BACKGROUND: Regarding the leukocytes infiltration into the synovium of Rheumatoid Arthritis (RA) patients is mostly mediated by chemokine ligands and receptors, and following the efficient and motivating results of international Phase III clinical trial of ß-D-Mannuronic acid (M2000) patented EP067919 (2017), as a novel anti-inflammatory drug, in patients with RA, the present research was designed. OBJECTIVES: This study aimed to assess the oral administration effects of this new drug on gene expression of some chemokine receptors and ligands, including CXCR4, CXCR3, CCR2, CCR5 and CCL2/MCP-1 in PBMCs of patients with active form of RA. METHODS: Twelve patients suffering from RA, with inadequate response to conventional drugs were selected (Clinical trial identifier IRCT2017100213739N10) and 1000mg/day of M2000 was orally administrated to them for 12 weeks. The mRNA expression of target molecules was then evaluated in PBMCs of the patients before and after treatment with M2000 using real-time PCR and was compared to healthy controls. Patents related to this study were also reviewed. RESULTS: The results showed that M2000 was able to significantly down-regulate the mRNA expression of CXCR4, CCR2 and CCL2/MCP-1 in the PBMCs of the RA patients. It should be noted that the gene expression situation of the target molecules was in coordinate with the clinical and paraclinical assessments in the patients. CONCLUSION: Taken together, the results of this investigation revealed the part of molecular and immunological mechanisms of drug Mannuronic acid (M2000) in the treatment of RA, based on chemokine ligands and receptors mediated processes.

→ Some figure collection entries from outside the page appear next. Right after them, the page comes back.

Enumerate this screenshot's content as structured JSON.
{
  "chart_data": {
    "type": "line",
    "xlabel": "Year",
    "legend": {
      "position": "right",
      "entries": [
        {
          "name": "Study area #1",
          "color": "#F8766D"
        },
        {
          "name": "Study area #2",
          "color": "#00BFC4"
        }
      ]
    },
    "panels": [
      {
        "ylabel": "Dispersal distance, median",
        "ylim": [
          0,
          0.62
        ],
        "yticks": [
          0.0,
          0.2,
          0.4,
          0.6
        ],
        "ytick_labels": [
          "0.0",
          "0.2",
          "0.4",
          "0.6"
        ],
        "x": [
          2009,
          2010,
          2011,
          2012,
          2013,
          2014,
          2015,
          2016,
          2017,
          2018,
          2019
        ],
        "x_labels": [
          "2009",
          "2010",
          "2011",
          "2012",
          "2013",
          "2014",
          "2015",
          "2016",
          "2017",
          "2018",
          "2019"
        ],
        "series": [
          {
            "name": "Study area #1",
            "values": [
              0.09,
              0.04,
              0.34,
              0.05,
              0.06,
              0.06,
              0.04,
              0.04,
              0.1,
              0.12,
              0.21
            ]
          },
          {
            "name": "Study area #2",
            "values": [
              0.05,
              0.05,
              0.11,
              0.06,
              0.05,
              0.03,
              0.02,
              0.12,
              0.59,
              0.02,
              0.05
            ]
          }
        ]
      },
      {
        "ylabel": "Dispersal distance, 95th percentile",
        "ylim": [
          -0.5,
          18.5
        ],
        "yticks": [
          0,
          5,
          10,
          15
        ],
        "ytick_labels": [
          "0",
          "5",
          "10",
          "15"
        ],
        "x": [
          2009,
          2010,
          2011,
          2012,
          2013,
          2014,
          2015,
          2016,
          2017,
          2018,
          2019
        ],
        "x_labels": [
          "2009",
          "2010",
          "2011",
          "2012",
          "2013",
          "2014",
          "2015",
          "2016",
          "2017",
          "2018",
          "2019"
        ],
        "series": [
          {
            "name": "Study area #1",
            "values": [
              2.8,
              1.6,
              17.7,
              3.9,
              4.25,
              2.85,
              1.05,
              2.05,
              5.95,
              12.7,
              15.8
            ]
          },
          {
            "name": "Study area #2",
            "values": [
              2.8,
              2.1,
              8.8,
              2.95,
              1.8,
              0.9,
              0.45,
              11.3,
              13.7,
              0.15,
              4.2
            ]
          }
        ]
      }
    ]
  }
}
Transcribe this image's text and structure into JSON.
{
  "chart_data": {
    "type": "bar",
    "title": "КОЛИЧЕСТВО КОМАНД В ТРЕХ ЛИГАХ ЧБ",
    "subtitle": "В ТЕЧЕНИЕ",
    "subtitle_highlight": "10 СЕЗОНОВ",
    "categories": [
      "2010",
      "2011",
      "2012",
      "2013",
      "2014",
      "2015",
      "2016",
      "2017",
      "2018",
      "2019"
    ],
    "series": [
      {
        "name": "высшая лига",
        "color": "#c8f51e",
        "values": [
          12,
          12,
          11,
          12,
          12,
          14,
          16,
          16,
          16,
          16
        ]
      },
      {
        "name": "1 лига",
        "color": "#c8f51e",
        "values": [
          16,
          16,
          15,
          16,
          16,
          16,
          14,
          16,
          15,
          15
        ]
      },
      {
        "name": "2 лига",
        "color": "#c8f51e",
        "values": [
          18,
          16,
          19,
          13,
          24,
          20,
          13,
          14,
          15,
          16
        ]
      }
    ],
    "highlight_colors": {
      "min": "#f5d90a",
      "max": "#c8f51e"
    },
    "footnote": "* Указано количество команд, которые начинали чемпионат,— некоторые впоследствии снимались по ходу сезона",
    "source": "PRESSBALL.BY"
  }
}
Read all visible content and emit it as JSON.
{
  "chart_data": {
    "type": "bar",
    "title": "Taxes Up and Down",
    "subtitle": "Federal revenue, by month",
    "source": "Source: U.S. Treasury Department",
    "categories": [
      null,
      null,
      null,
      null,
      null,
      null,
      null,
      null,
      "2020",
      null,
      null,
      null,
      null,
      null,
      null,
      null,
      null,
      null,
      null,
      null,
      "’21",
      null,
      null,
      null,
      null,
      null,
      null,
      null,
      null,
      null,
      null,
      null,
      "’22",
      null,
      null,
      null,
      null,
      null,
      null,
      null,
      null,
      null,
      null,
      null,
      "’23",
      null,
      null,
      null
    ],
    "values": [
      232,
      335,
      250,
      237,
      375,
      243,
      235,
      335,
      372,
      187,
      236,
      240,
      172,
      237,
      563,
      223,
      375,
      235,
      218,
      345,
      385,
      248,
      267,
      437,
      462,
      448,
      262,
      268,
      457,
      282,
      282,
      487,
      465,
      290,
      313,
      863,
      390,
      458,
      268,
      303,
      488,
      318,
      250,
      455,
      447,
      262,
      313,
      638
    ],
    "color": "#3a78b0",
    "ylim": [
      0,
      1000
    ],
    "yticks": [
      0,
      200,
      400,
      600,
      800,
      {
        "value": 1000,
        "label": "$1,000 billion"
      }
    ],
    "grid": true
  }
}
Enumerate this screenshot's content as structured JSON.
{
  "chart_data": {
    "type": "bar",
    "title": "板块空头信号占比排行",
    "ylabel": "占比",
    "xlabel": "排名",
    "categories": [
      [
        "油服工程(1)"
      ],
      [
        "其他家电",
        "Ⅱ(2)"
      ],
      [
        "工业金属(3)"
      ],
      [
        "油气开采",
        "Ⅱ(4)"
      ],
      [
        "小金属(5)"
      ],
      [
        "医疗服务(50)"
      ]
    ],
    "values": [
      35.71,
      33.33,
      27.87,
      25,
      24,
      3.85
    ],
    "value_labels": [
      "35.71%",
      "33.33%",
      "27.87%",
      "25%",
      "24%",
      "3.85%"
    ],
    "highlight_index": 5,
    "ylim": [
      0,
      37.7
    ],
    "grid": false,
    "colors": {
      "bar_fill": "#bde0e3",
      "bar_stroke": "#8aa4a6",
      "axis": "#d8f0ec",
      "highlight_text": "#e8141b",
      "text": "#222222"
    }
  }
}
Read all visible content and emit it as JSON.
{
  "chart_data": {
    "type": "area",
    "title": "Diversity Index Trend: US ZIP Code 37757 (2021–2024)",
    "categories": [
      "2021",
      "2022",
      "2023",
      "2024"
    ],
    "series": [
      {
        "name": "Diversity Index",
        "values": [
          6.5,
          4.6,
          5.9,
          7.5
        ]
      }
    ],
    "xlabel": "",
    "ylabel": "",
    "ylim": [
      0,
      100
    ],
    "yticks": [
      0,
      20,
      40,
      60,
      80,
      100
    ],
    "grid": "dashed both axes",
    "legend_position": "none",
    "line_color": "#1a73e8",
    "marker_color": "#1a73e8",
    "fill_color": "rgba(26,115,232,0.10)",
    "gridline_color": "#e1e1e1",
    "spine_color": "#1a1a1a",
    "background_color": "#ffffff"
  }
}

International multicenter randomized, placebo-controlled phase III clinical trial of ß-D-mannuronic acid in rheumatoid arthritis patients.

BACKGROUND: The oral administration of drug ß-D-mannuronic acid (M2000) showed a potent therapeutic effect in phase I/II study in rheumatoid arthritis (RA) patients. Here, our aim is to assess the efficacy and safety of this new drug in RA patients under a multinational, randomized placebo-controlled phase III clinical trial. METHOD: Patients (n = 288) with active disease at baseline and inadequate response to conventional drugs were randomly allocated to three groups; (1) receiving mannuronic acid at a dose of two capsules (500 mg) per day orally for 12 weeks, (2) placebo-controlled, and (3) conventional. The primary endpoints were the America College of Rheumatology 20 response (ACR20), 28-joint disease activity score (DAS28) and Modified Health Assessment Questionnaire-Disability Index (M-HAQ-DI). In addition, the participants were followed-up for safety assessment. RESULTS: In this phase III trial, after 12 weeks of treatment, there was a significant reduction in ACR20 between mannuronic-treated patients compared to placebo and conventional groups. Moreover, there was a similar significant improvement for DAS28 following mannuronic therapy. The statistical analysis showed a significant reduction in the swollen and tender joint count in mannuronic-treated patients compared with the placebo group. On the other side, mannuronic acid showed no-to-very low adverse events in comparison to placebo. CONCLUSION: The results of this multinational, phase III clinical trial provided a potent evidence base for the use of ß-D-mannuronic acid as a new highly safe and efficient drug in the treatment of RA.